Tutukluğun devamı istemi
Mütalaasını mahkemeye sunan iddia makamı, Yargıtay ilamına uyulmasını, dosyadaki eksikliklerin giderilmesini isteyerek, Mızraklı’nın tutukluluğunun devamı yönünde karar verilmesini talep etti.
Tahliye talebi
Yargıtay’ın bozma kararında Hicran Berna Ayverdi’nin beyanlarına girmediğine işaret eden Avukat Mehmet Emin Aktar, Ayverdi’nin tanıklığını “korsan” tanıklık olarak nitelendirdi. Ayverdi’nin beyanı alınırken bir avukat huzurunda alındığını, ancak hukuken tanık dinlenmede avukatın gerekmediğine işaret ederek, bunun ifadeyi alan jandarmanın sonradan eksiklik bulunmasın diye yaptığı acemilik olduğuna dikkati çekti. Aktar, Ayverdi’nin gözaltına alındığı 2016’da müvekkili hakkında hiçbir bir beyanı bulunmadığına işaret ederek, Ayverdi’nin ifadesinde imzası bulunanların bilgisayardan sicil numarasının yazıldığını, ancak daha sonra bunu kabul eden bir savcı bulunarak savcının ıslak imzası eklendiğini kaydetti.
Aktar, kuvvetli suç şüphesi olarak gösterilen tanığın ifadesinin çökmesiyle tutuklamaya gerekçe gösterilen kuvvetli suç şüphesinin varlığından bahsedilemeyeceğini belirterek, müvekkilinin tahliyesini talep etti.
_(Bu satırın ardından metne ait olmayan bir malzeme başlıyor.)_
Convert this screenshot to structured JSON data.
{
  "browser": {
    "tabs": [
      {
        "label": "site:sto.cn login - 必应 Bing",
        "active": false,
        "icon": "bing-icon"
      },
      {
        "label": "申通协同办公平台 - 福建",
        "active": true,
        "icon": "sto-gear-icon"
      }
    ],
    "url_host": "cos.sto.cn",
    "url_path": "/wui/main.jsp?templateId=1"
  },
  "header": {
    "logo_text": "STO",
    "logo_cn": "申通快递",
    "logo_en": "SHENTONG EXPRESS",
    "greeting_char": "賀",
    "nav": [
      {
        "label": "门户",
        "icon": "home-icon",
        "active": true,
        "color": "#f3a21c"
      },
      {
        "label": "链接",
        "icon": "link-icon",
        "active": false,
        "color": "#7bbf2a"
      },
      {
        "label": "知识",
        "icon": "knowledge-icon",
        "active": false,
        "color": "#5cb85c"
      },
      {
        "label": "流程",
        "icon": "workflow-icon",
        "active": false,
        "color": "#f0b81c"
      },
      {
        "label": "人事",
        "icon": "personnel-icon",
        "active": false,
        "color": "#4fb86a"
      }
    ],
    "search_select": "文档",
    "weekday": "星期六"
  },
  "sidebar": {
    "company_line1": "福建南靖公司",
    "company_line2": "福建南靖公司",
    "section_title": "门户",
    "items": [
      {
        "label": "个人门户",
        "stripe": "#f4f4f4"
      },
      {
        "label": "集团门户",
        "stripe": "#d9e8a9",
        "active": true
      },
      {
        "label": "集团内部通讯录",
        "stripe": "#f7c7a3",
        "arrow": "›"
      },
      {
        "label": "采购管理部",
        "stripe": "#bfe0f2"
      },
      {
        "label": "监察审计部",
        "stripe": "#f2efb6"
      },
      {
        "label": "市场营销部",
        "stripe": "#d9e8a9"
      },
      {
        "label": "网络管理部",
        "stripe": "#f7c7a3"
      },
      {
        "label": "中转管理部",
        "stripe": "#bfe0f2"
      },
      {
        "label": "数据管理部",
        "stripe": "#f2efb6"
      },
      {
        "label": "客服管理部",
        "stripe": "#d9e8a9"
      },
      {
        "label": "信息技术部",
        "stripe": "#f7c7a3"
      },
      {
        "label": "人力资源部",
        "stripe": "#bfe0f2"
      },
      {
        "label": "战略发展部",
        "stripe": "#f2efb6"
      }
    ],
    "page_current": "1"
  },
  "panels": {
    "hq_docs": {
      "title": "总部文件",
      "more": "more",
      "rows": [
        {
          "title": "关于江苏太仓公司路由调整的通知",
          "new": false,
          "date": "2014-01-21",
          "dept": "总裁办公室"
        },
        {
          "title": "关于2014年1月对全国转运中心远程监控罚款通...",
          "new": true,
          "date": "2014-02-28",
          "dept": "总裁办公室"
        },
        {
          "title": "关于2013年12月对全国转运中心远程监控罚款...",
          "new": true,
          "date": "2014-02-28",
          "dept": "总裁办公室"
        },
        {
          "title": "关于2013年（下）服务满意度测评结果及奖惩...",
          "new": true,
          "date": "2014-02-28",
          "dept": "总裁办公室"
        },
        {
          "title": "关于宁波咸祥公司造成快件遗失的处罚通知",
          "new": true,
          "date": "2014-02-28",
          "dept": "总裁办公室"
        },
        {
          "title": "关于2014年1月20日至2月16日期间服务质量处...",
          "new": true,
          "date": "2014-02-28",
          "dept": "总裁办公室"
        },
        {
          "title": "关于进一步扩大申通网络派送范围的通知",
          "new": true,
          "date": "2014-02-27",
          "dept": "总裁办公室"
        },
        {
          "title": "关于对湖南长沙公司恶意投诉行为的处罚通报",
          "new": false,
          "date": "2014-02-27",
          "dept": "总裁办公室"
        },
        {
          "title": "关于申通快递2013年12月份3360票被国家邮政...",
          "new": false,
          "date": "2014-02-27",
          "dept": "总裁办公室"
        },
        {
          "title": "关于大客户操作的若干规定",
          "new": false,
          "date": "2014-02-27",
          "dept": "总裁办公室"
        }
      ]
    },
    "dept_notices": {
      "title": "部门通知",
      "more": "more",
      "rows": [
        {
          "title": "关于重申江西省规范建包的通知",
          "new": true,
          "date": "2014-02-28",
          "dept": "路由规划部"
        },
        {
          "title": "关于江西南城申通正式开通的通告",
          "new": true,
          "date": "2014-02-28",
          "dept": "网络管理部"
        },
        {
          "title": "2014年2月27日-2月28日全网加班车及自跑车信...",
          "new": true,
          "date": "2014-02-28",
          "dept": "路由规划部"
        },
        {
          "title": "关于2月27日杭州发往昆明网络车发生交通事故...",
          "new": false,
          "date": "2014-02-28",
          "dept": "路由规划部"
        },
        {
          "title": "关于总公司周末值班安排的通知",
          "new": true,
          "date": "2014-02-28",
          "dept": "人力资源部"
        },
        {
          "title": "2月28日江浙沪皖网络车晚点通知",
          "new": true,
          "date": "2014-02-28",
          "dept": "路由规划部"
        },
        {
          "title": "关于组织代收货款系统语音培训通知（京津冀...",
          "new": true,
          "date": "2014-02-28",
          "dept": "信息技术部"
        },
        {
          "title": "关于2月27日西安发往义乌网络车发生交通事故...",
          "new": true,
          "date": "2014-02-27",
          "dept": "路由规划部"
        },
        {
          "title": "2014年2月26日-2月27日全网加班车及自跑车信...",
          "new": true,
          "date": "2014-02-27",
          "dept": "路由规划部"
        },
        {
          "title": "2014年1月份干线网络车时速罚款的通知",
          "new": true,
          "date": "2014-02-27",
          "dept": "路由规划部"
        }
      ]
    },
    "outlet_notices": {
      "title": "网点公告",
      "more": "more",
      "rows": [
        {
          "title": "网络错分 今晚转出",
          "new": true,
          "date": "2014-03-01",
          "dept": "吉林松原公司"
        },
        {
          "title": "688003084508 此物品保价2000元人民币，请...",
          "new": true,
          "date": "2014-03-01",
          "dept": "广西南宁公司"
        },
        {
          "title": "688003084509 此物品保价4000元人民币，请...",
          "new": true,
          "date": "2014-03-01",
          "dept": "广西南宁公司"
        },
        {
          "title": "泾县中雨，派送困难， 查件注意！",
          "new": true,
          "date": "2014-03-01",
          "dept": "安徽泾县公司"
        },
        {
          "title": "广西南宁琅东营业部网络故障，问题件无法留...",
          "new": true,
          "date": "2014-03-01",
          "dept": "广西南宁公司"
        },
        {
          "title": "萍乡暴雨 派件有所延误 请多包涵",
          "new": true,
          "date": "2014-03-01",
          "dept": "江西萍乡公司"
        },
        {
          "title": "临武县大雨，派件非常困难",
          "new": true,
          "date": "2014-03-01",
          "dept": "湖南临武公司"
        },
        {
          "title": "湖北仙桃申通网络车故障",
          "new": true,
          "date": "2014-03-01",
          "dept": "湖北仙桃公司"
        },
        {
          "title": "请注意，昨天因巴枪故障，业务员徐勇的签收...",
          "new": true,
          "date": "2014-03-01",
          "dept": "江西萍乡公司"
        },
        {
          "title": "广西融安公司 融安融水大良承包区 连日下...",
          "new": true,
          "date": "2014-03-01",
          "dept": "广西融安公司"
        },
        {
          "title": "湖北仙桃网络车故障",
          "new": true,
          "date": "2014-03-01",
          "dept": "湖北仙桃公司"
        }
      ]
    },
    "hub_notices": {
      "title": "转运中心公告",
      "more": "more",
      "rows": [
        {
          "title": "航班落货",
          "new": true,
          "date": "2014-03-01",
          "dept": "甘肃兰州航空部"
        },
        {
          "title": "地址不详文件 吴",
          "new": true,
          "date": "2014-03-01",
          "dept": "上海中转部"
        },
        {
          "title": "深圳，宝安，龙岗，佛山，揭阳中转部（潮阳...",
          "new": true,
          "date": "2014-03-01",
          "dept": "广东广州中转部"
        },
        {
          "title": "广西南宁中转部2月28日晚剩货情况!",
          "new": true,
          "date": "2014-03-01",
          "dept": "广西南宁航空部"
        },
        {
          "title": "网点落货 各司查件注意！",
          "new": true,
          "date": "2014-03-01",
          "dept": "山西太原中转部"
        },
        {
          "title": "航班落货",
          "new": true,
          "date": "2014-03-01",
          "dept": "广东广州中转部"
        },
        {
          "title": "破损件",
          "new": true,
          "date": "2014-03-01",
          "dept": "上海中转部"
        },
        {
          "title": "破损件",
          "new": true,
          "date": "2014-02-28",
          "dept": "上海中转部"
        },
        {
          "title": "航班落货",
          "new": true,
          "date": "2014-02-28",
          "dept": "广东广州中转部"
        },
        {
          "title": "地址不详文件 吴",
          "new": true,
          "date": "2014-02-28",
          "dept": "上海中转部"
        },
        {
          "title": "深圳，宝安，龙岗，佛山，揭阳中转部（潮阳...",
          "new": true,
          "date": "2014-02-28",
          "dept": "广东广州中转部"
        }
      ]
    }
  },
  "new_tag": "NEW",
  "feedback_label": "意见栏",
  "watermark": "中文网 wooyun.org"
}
Dosyaya bakan savcının dosyadan haberdar olmadığını gözaltı işlemleri sırasında gördüklerini ifade eden Erdoğan, Ayverdi’nin beyanlarındaki çelişkilere işaret ederek mahkemenin buna itibar ettiğinin altını çizerek, müvekkilinin tahliyesini istedi.
Tahliye talebine red
Savunmaların ardından mahkeme, Mızraklı’nın tutukluluk halinin devamına karar vererek, duruşmayı 12 Haziran’a erteledi.